Debacle in Somalia

Summary -- 

"The drama of military intervention and the media's fixation on looters and 'warlords' now threaten to obscure the fact that, prior to late 1992, the international response to Somalia's long agony was indeed abject failure." Bungled, halfhearted efforts by U.N. diplomats, relief agencies and Security Council members contributed to the very circumstances of anarchy and violence that prompted the invasion by 21,000 U.S. Marines of the famine- and war-riven nation. International success in Somalia now depends on fashioning a more forceful U.N. presence and a lasting peace.

Jeffrey Clark, consultant on development and humanitarian assistance issues, is affiliated with the United States Committee for Refugees. He previously directed an African food security program at the Carter Presidential Center and served as a senior professional staff member for the House Select Committee on Hunger.

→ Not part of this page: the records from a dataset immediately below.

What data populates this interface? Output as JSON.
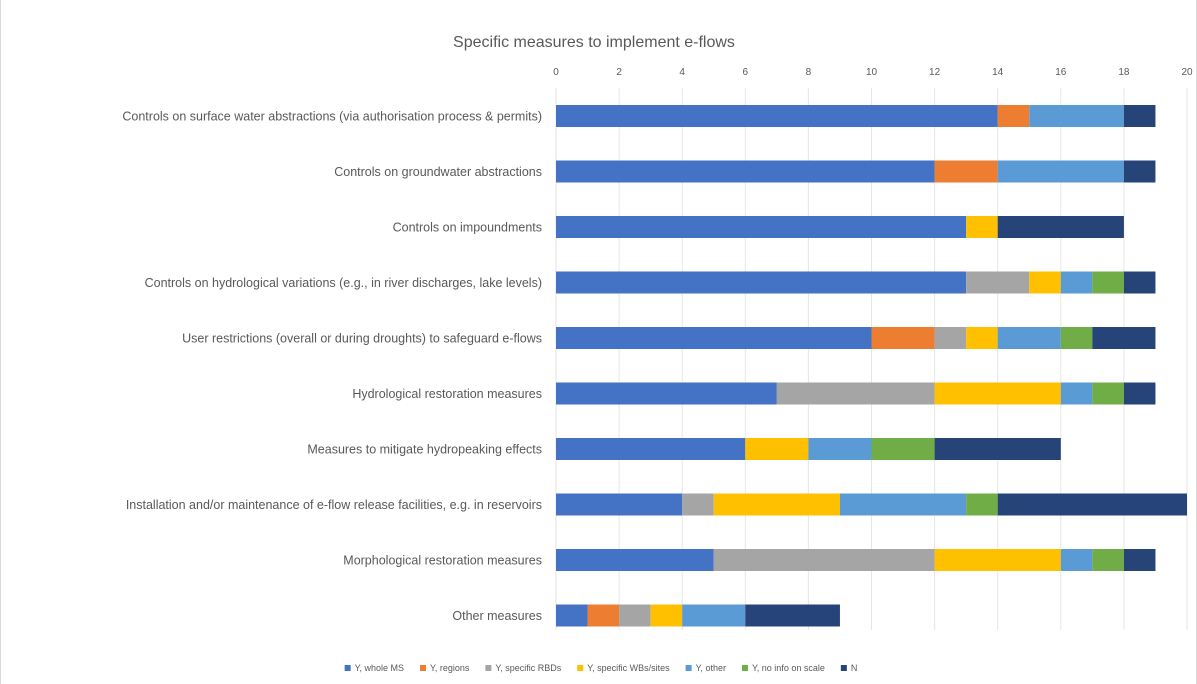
{
  "chart_data": {
    "type": "bar",
    "orientation": "horizontal",
    "stacked": true,
    "title": "Specific measures to implement  e-flows",
    "xlabel": "",
    "ylabel": "",
    "xlim": [
      0,
      20
    ],
    "x_ticks": [
      0,
      2,
      4,
      6,
      8,
      10,
      12,
      14,
      16,
      18,
      20
    ],
    "x_axis_position": "top",
    "grid": true,
    "legend_position": "bottom",
    "categories": [
      "Controls on surface water abstractions (via authorisation process & permits)",
      "Controls on groundwater abstractions",
      "Controls on impoundments",
      "Controls on hydrological variations (e.g., in river discharges, lake levels)",
      "User restrictions (overall or during droughts) to safeguard e-flows",
      "Hydrological restoration measures",
      "Measures to mitigate hydropeaking effects",
      "Installation and/or maintenance of e-flow release facilities, e.g. in reservoirs",
      "Morphological restoration measures",
      "Other measures"
    ],
    "series": [
      {
        "name": "Y, whole MS",
        "color": "#4472c4",
        "values": [
          14,
          12,
          13,
          13,
          10,
          7,
          6,
          4,
          5,
          1
        ]
      },
      {
        "name": "Y, regions",
        "color": "#ed7d31",
        "values": [
          1,
          2,
          0,
          0,
          2,
          0,
          0,
          0,
          0,
          1
        ]
      },
      {
        "name": "Y, specific RBDs",
        "color": "#a5a5a5",
        "values": [
          0,
          0,
          0,
          2,
          1,
          5,
          0,
          1,
          7,
          1
        ]
      },
      {
        "name": "Y, specific WBs/sites",
        "color": "#ffc000",
        "values": [
          0,
          0,
          1,
          1,
          1,
          4,
          2,
          4,
          4,
          1
        ]
      },
      {
        "name": "Y, other",
        "color": "#5b9bd5",
        "values": [
          3,
          4,
          0,
          1,
          2,
          1,
          2,
          4,
          1,
          2
        ]
      },
      {
        "name": "Y, no info on scale",
        "color": "#70ad47",
        "values": [
          0,
          0,
          0,
          1,
          1,
          1,
          2,
          1,
          1,
          0
        ]
      },
      {
        "name": "N",
        "color": "#264478",
        "values": [
          1,
          1,
          4,
          1,
          2,
          1,
          4,
          6,
          1,
          3
        ]
      }
    ]
  }
}
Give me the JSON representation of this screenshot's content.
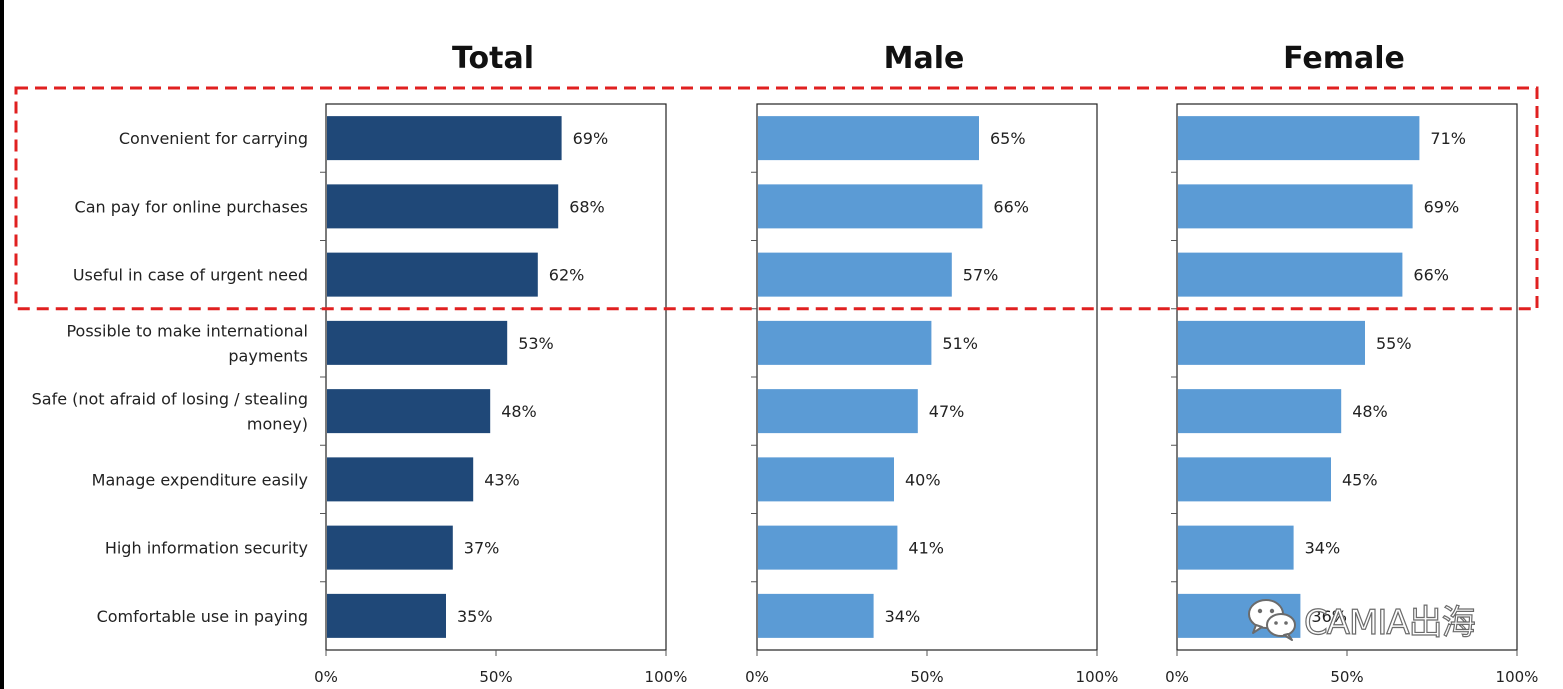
{
  "chart_data": {
    "type": "bar",
    "orientation": "horizontal",
    "categories": [
      [
        "Convenient for carrying"
      ],
      [
        "Can pay for online purchases"
      ],
      [
        "Useful in case of urgent need"
      ],
      [
        "Possible to make international",
        "payments"
      ],
      [
        "Safe (not afraid of losing / stealing",
        "money)"
      ],
      [
        "Manage expenditure easily"
      ],
      [
        "High information security"
      ],
      [
        "Comfortable use in paying"
      ]
    ],
    "xlim": [
      0,
      100
    ],
    "x_ticks": [
      "0%",
      "50%",
      "100%"
    ],
    "grid": false,
    "panels": [
      {
        "title": "Total",
        "color": "#1f4878",
        "values": [
          69,
          68,
          62,
          53,
          48,
          43,
          37,
          35
        ],
        "labels": [
          "69%",
          "68%",
          "62%",
          "53%",
          "48%",
          "43%",
          "37%",
          "35%"
        ]
      },
      {
        "title": "Male",
        "color": "#5b9bd5",
        "values": [
          65,
          66,
          57,
          51,
          47,
          40,
          41,
          34
        ],
        "labels": [
          "65%",
          "66%",
          "57%",
          "51%",
          "47%",
          "40%",
          "41%",
          "34%"
        ]
      },
      {
        "title": "Female",
        "color": "#5b9bd5",
        "values": [
          71,
          69,
          66,
          55,
          48,
          45,
          34,
          36
        ],
        "labels": [
          "71%",
          "69%",
          "66%",
          "55%",
          "48%",
          "45%",
          "34%",
          "36%"
        ]
      }
    ],
    "highlight": {
      "rows": [
        0,
        1,
        2
      ],
      "style": "dashed",
      "color": "#e02020"
    }
  },
  "watermark": {
    "text": "CAMIA出海",
    "icon": "wechat-icon"
  }
}
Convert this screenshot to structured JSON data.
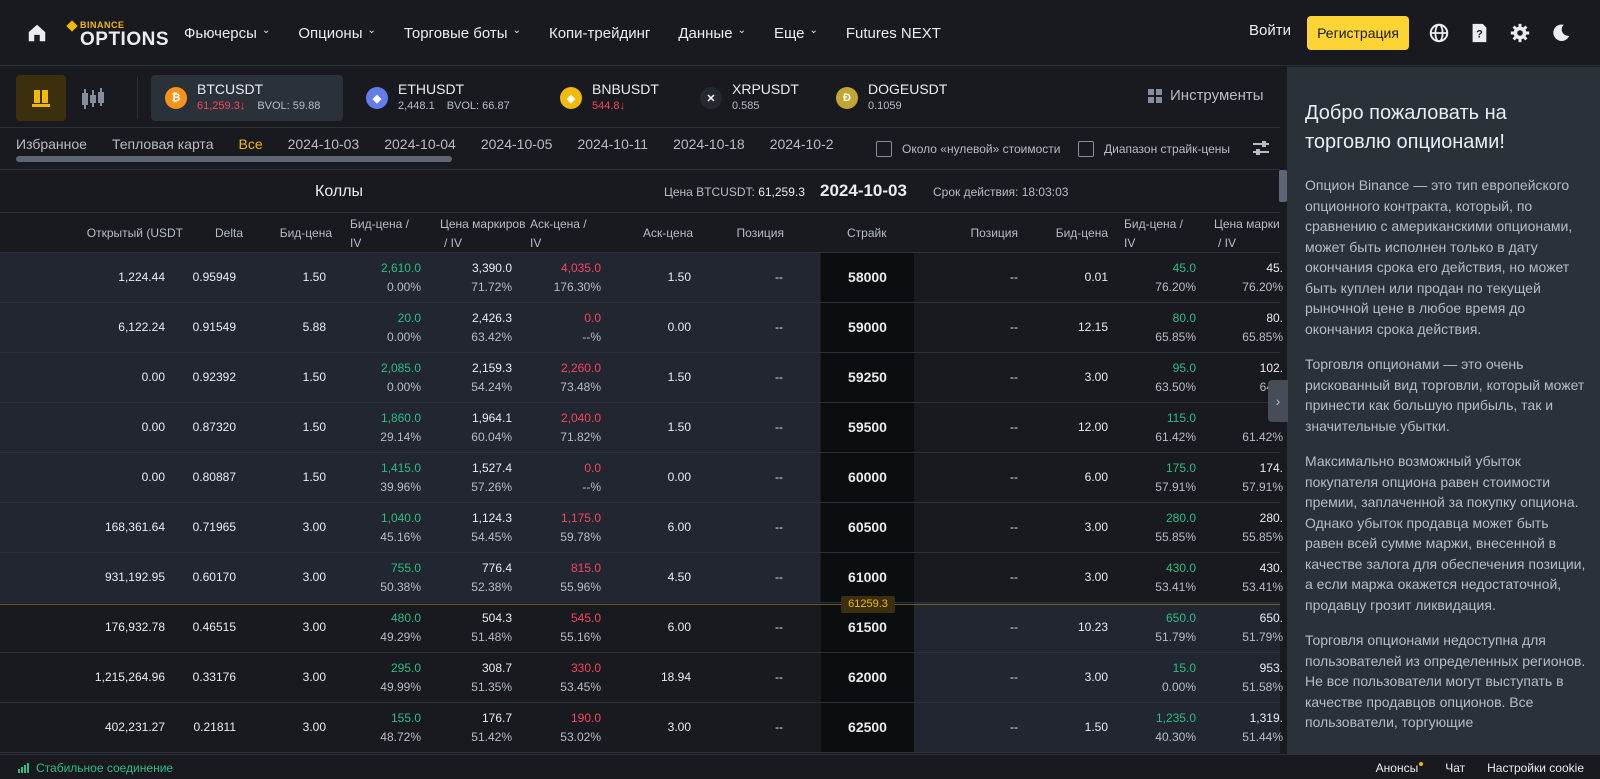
{
  "nav": {
    "logo_top": "BINANCE",
    "logo_bottom": "OPTIONS",
    "items": [
      {
        "label": "Фьючерсы",
        "dropdown": true
      },
      {
        "label": "Опционы",
        "dropdown": true
      },
      {
        "label": "Торговые боты",
        "dropdown": true
      },
      {
        "label": "Копи-трейдинг",
        "dropdown": false
      },
      {
        "label": "Данные",
        "dropdown": true
      },
      {
        "label": "Еще",
        "dropdown": true
      },
      {
        "label": "Futures NEXT",
        "dropdown": false
      }
    ],
    "login": "Войти",
    "register": "Регистрация"
  },
  "tickers": [
    {
      "symbol": "BTCUSDT",
      "price": "61,259.3",
      "dir": "↓",
      "bvol": "BVOL: 59.88",
      "color": "#f7931a",
      "glyph": "₿",
      "price_color": "red"
    },
    {
      "symbol": "ETHUSDT",
      "price": "2,448.1",
      "dir": "",
      "bvol": "BVOL: 66.87",
      "color": "#627eea",
      "glyph": "◆",
      "price_color": "grey"
    },
    {
      "symbol": "BNBUSDT",
      "price": "544.8",
      "dir": "↓",
      "bvol": "",
      "color": "#f0b90b",
      "glyph": "◈",
      "price_color": "red"
    },
    {
      "symbol": "XRPUSDT",
      "price": "0.585",
      "dir": "",
      "bvol": "",
      "color": "#23292f",
      "glyph": "✕",
      "price_color": "grey"
    },
    {
      "symbol": "DOGEUSDT",
      "price": "0.1059",
      "dir": "",
      "bvol": "",
      "color": "#c2a633",
      "glyph": "Ð",
      "price_color": "grey"
    }
  ],
  "instruments": "Инструменты",
  "tabs": [
    "Избранное",
    "Тепловая карта",
    "Все",
    "2024-10-03",
    "2024-10-04",
    "2024-10-05",
    "2024-10-11",
    "2024-10-18",
    "2024-10-2"
  ],
  "active_tab": "Все",
  "checkbox_near_zero": "Около «нулевой» стоимости",
  "checkbox_strike_range": "Диапазон страйк-цены",
  "section": {
    "calls": "Коллы",
    "price_label": "Цена BTCUSDT:",
    "price_value": "61,259.3",
    "date": "2024-10-03",
    "expiry": "Срок действия: 18:03:03"
  },
  "headers": {
    "open": "Открытый (USDT",
    "delta": "Delta",
    "bid": "Бид-цена",
    "bid_iv_1": "Бид-цена /",
    "bid_iv_2": "IV",
    "mark_iv_1": "Цена маркиров",
    "mark_iv_2": "/ IV",
    "ask_iv_1": "Аск-цена /",
    "ask_iv_2": "IV",
    "ask": "Аск-цена",
    "position": "Позиция",
    "strike": "Страйк",
    "p_position": "Позиция",
    "p_bid": "Бид-цена",
    "p_bid_iv_1": "Бид-цена /",
    "p_bid_iv_2": "IV",
    "p_mark_iv_1": "Цена марки",
    "p_mark_iv_2": "/ IV"
  },
  "rows": [
    {
      "open": "1,224.44",
      "delta": "0.95949",
      "bid": "1.50",
      "bidp": "2,610.0",
      "bidiv": "0.00%",
      "mark": "3,390.0",
      "markiv": "71.72%",
      "askp": "4,035.0",
      "askiv": "176.30%",
      "ask": "1.50",
      "pos": "--",
      "strike": "58000",
      "ppos": "--",
      "pbid": "0.01",
      "pbidp": "45.0",
      "pbidiv": "76.20%",
      "pmark": "45.",
      "pmarkiv": "76.20%",
      "itm": true
    },
    {
      "open": "6,122.24",
      "delta": "0.91549",
      "bid": "5.88",
      "bidp": "20.0",
      "bidiv": "0.00%",
      "mark": "2,426.3",
      "markiv": "63.42%",
      "askp": "0.0",
      "askiv": "--%",
      "ask": "0.00",
      "pos": "--",
      "strike": "59000",
      "ppos": "--",
      "pbid": "12.15",
      "pbidp": "80.0",
      "pbidiv": "65.85%",
      "pmark": "80.",
      "pmarkiv": "65.85%",
      "itm": true
    },
    {
      "open": "0.00",
      "delta": "0.92392",
      "bid": "1.50",
      "bidp": "2,085.0",
      "bidiv": "0.00%",
      "mark": "2,159.3",
      "markiv": "54.24%",
      "askp": "2,260.0",
      "askiv": "73.48%",
      "ask": "1.50",
      "pos": "--",
      "strike": "59250",
      "ppos": "--",
      "pbid": "3.00",
      "pbidp": "95.0",
      "pbidiv": "63.50%",
      "pmark": "102.",
      "pmarkiv": "64.8",
      "itm": true
    },
    {
      "open": "0.00",
      "delta": "0.87320",
      "bid": "1.50",
      "bidp": "1,860.0",
      "bidiv": "29.14%",
      "mark": "1,964.1",
      "markiv": "60.04%",
      "askp": "2,040.0",
      "askiv": "71.82%",
      "ask": "1.50",
      "pos": "--",
      "strike": "59500",
      "ppos": "--",
      "pbid": "12.00",
      "pbidp": "115.0",
      "pbidiv": "61.42%",
      "pmark": "11",
      "pmarkiv": "61.42%",
      "itm": true
    },
    {
      "open": "0.00",
      "delta": "0.80887",
      "bid": "1.50",
      "bidp": "1,415.0",
      "bidiv": "39.96%",
      "mark": "1,527.4",
      "markiv": "57.26%",
      "askp": "0.0",
      "askiv": "--%",
      "ask": "0.00",
      "pos": "--",
      "strike": "60000",
      "ppos": "--",
      "pbid": "6.00",
      "pbidp": "175.0",
      "pbidiv": "57.91%",
      "pmark": "174.",
      "pmarkiv": "57.91%",
      "itm": true
    },
    {
      "open": "168,361.64",
      "delta": "0.71965",
      "bid": "3.00",
      "bidp": "1,040.0",
      "bidiv": "45.16%",
      "mark": "1,124.3",
      "markiv": "54.45%",
      "askp": "1,175.0",
      "askiv": "59.78%",
      "ask": "6.00",
      "pos": "--",
      "strike": "60500",
      "ppos": "--",
      "pbid": "3.00",
      "pbidp": "280.0",
      "pbidiv": "55.85%",
      "pmark": "280.",
      "pmarkiv": "55.85%",
      "itm": true
    },
    {
      "open": "931,192.95",
      "delta": "0.60170",
      "bid": "3.00",
      "bidp": "755.0",
      "bidiv": "50.38%",
      "mark": "776.4",
      "markiv": "52.38%",
      "askp": "815.0",
      "askiv": "55.96%",
      "ask": "4.50",
      "pos": "--",
      "strike": "61000",
      "ppos": "--",
      "pbid": "3.00",
      "pbidp": "430.0",
      "pbidiv": "53.41%",
      "pmark": "430.",
      "pmarkiv": "53.41%",
      "itm": true
    },
    {
      "open": "176,932.78",
      "delta": "0.46515",
      "bid": "3.00",
      "bidp": "480.0",
      "bidiv": "49.29%",
      "mark": "504.3",
      "markiv": "51.48%",
      "askp": "545.0",
      "askiv": "55.16%",
      "ask": "6.00",
      "pos": "--",
      "strike": "61500",
      "ppos": "--",
      "pbid": "10.23",
      "pbidp": "650.0",
      "pbidiv": "51.79%",
      "pmark": "650.",
      "pmarkiv": "51.79%",
      "itm": false
    },
    {
      "open": "1,215,264.96",
      "delta": "0.33176",
      "bid": "3.00",
      "bidp": "295.0",
      "bidiv": "49.99%",
      "mark": "308.7",
      "markiv": "51.35%",
      "askp": "330.0",
      "askiv": "53.45%",
      "ask": "18.94",
      "pos": "--",
      "strike": "62000",
      "ppos": "--",
      "pbid": "3.00",
      "pbidp": "15.0",
      "pbidiv": "0.00%",
      "pmark": "953.",
      "pmarkiv": "51.58%",
      "itm": false
    },
    {
      "open": "402,231.27",
      "delta": "0.21811",
      "bid": "3.00",
      "bidp": "155.0",
      "bidiv": "48.72%",
      "mark": "176.7",
      "markiv": "51.42%",
      "askp": "190.0",
      "askiv": "53.02%",
      "ask": "3.00",
      "pos": "--",
      "strike": "62500",
      "ppos": "--",
      "pbid": "1.50",
      "pbidp": "1,235.0",
      "pbidiv": "40.30%",
      "pmark": "1,319.",
      "pmarkiv": "51.44%",
      "itm": false
    }
  ],
  "current_price_badge": "61259.3",
  "panel": {
    "title": "Добро пожаловать на торговлю опционами!",
    "paragraphs": [
      "Опцион Binance — это тип европейского опционного контракта, который, по сравнению с американскими опционами, может быть исполнен только в дату окончания срока его действия, но может быть куплен или продан по текущей рыночной цене в любое время до окончания срока действия.",
      "Торговля опционами — это очень рискованный вид торговли, который может принести как большую прибыль, так и значительные убытки.",
      "Максимально возможный убыток покупателя опциона равен стоимости премии, заплаченной за покупку опциона. Однако убыток продавца может быть равен всей сумме маржи, внесенной в качестве залога для обеспечения позиции, а если маржа окажется недостаточной, продавцу грозит ликвидация.",
      "Торговля опционами недоступна для пользователей из определенных регионов. Не все пользователи могут выступать в качестве продавцов опционов. Все пользователи, торгующие"
    ]
  },
  "status": {
    "connection": "Стабильное соединение",
    "announcements": "Анонсы",
    "chat": "Чат",
    "cookies": "Настройки cookie"
  }
}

Famine: A Collective International Failure

THE DRAMA of large-scale military intervention and the media's fixation on looters and "warlords" now threaten to obscure the fact that, prior to late 1992, the international response to Somalia's long agony was indeed abject failure. Inadequate and halfhearted multilateral measures contributed significantly to the very circumstances of anarchy, violence and starvation now being addressed-by necessity-by 31,000 U.S. Marines and combined international military forces.

Operation Restore Hope is likely to prevent marauding bandits from stealing relief supplies and to be viewed, in the near term at least, as a successful demonstration of the American commitment to humanitarian principles-at acceptable risk and cost. But worst of all the intervention exposes the acute dangers inherent in the collective failure to restructure international humanitarian assistance policies and multilateral relief and political organizations to meet the realities of the post-Cold War world.

Neither the operational responses of U.N. relief agencies nor the conflict-mediation efforts of U.N. diplomats were undertaken with visible professionalism. Various U.N. officials and others exaggerated security concerns early in the Somali crisis in order to excuse their own scant presence and deeply flawed performance, factors which in turn contributed to real levels of violence by mid-1992. Until shamed into action by U.N. Secretary General Boutros Boutros-Ghali, the Security Council's early response to indicators of Somalia's approaching tragedy was virtual inertia, and Washington's own initial stance was strangely passive when contrasted with the sudden and forceful U.S. measures taken by year's end.

The unvarnished history of the U.N. role in Somalia is one of tragic missed opportunities and strategic and operational blunders not justified by the situation's realities. Donor and African governments did little better. Nearly 350,000 Somalis have already died, and starvation has ravaged 75 percent of children under five years of age in the country's most afflicted regions-amounting to the loss of a generation. Such harsh realities demand stern and sober judgments of accountability and the candid appraisal of international systems in need of drastic renovation.